Got gold? You might wish you did at record $1,452.50 p/ounce

Gold prices soar, scammers will too

The cost of gold is skyrocketing, with the price today closing at $1,452.50 an ounce on the Comex division of the New York Mercantile Exchange. With that crazy number, which experts say is a result of US government shut-down uncertainty and the war in Libya, comes the scammers of course, and an uptick in thefts of the prized metal.

More on hot metal: AT&T goes after copper wire thieves

This from the Federal Trade Commission:  If you are interested in buying gold, do some digging before investing. Some gold promoters don't deliver what they promise, and may push people into buying one form of gold over another. Consider these universal truths:

The price of gold fluctuates over time. There is no guarantee that gold will increase - or even maintain - its value.  Some sellers say that the government may confiscate gold. Others say that "reportable" transactions lead to confiscation. Yet other sellers claim that modern bullion coins produced by the U.S. Mint are subject to confiscation while historic or collectible coins aren't. These claims sometimes lead people to buy historic coins at prices that exceed their value. No current federal law or Treasury Department regulation supports any of these claims.
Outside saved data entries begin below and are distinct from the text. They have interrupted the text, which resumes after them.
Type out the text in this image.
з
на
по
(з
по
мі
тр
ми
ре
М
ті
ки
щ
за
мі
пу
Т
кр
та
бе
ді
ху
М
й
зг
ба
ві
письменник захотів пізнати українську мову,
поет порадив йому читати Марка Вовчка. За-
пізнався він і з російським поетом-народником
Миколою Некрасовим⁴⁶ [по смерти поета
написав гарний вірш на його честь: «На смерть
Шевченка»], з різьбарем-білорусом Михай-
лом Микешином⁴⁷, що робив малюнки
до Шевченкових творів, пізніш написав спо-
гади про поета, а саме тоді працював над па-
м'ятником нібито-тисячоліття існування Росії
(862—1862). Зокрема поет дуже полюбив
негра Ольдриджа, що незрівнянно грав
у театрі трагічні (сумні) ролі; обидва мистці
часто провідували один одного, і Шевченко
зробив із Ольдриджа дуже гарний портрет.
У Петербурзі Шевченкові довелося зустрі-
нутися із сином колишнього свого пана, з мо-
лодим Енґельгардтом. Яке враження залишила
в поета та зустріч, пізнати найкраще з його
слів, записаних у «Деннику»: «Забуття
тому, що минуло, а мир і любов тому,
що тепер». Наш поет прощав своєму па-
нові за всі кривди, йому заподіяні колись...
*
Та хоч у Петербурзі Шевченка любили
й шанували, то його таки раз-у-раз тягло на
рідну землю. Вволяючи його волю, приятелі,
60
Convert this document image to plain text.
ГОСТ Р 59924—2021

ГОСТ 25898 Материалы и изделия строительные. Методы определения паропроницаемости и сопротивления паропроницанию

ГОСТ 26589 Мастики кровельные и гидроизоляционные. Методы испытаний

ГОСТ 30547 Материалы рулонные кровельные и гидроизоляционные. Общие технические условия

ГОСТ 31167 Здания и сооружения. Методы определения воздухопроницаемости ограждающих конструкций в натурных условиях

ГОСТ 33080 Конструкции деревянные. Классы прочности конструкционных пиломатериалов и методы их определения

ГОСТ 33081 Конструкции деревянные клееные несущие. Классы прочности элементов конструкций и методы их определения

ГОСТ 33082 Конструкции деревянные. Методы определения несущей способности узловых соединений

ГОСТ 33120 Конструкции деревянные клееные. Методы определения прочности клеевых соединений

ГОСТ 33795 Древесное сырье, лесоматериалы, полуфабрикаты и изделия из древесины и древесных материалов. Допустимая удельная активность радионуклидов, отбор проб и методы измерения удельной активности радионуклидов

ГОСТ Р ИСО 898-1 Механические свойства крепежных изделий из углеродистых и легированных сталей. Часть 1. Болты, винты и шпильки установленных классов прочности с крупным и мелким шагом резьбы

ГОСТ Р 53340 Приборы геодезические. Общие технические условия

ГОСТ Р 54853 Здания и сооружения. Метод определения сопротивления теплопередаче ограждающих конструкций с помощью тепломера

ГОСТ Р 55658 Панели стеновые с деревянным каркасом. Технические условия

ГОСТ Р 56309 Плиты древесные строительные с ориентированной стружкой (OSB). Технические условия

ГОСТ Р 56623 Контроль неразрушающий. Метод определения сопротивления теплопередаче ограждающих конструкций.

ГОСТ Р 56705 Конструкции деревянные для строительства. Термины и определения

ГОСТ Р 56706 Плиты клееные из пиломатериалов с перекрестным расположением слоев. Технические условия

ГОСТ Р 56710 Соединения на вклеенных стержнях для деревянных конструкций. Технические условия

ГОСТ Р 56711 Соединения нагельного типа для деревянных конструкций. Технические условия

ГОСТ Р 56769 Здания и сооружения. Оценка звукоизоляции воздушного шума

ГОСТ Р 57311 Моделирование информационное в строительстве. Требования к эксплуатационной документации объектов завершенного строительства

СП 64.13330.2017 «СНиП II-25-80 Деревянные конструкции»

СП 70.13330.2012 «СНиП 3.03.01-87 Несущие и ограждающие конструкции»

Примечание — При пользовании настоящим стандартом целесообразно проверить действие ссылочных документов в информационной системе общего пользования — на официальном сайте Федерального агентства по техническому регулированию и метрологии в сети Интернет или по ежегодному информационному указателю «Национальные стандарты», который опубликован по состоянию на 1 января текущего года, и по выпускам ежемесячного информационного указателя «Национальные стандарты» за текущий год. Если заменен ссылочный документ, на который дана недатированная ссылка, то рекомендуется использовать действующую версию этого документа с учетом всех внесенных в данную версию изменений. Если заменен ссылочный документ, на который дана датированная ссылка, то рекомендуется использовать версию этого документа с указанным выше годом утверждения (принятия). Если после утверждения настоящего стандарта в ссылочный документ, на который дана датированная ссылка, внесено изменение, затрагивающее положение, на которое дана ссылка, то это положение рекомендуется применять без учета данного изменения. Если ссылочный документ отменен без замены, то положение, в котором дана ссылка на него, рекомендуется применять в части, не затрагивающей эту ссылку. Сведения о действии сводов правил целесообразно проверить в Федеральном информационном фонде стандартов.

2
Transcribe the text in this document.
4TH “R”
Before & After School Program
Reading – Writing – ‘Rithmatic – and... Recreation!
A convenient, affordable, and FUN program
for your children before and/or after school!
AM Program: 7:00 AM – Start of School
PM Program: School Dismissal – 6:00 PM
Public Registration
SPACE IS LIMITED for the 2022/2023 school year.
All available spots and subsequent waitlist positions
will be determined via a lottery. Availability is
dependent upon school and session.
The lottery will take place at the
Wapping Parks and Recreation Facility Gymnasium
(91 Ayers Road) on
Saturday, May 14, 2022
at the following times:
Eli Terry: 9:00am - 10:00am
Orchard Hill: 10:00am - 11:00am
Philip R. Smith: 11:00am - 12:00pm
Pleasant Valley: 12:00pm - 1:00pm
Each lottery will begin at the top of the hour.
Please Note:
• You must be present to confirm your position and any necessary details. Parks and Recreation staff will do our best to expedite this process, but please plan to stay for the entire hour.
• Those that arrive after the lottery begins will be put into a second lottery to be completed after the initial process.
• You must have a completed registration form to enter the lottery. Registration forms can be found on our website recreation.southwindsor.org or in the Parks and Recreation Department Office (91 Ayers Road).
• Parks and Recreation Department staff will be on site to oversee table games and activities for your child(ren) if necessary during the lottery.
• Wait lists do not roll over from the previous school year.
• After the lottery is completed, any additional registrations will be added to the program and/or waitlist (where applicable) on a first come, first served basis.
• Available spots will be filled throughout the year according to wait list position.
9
Investigate Before You Invest. If you are buying bullion coins or collectible coins, ask for the coin's melt value - the basic intrinsic bullion value of a coin if it were melted and sold. The melt value for virtually all bullion coins and collectible coins is widely available.  Consult with a reputable dealer or financial advisor you trust who has specialized knowledge. Walk away from sales pitches that minimize risk or sales representatives who claim that risk disclosures are mere formalities. Reputable sales reps are upfront about the risk of particular investments. Always get a receipt for your transaction.

Refuse to "act now." Any sales pitch that urges you to buy immediately is a signal to walk away and hold on to your money.

On the theft side, some cities are following the trend of registering metal dealers that arose from the ongoing battle against copper thieves.

This from the AP: Meridian, Idaho officials are considering ways to curtail the theft of gold, silver and platinum in town. A proposed ordinance would require precious metal dealers to be licensed in the same way as pawnbrokers and impose a 10-day waiting period before jewelry or coins could be sold or melted down. Meridian City Attorney Bill Nary says the waiting period would give police more time to ensure items had not been stolen.

This from The Mission Blog: San Francisco Jewelry stores are holding tight to their merchandise after $250,000 in gold was stolen from a store at 23rd and Mission last weekend. Thieves broke into Farmer's Insurance - the business next door - first, and then used a pry bar to break through the bottom of a reinforced door connecting the two storefronts. They took only gold, ignoring other valuables, like electronics, entirely.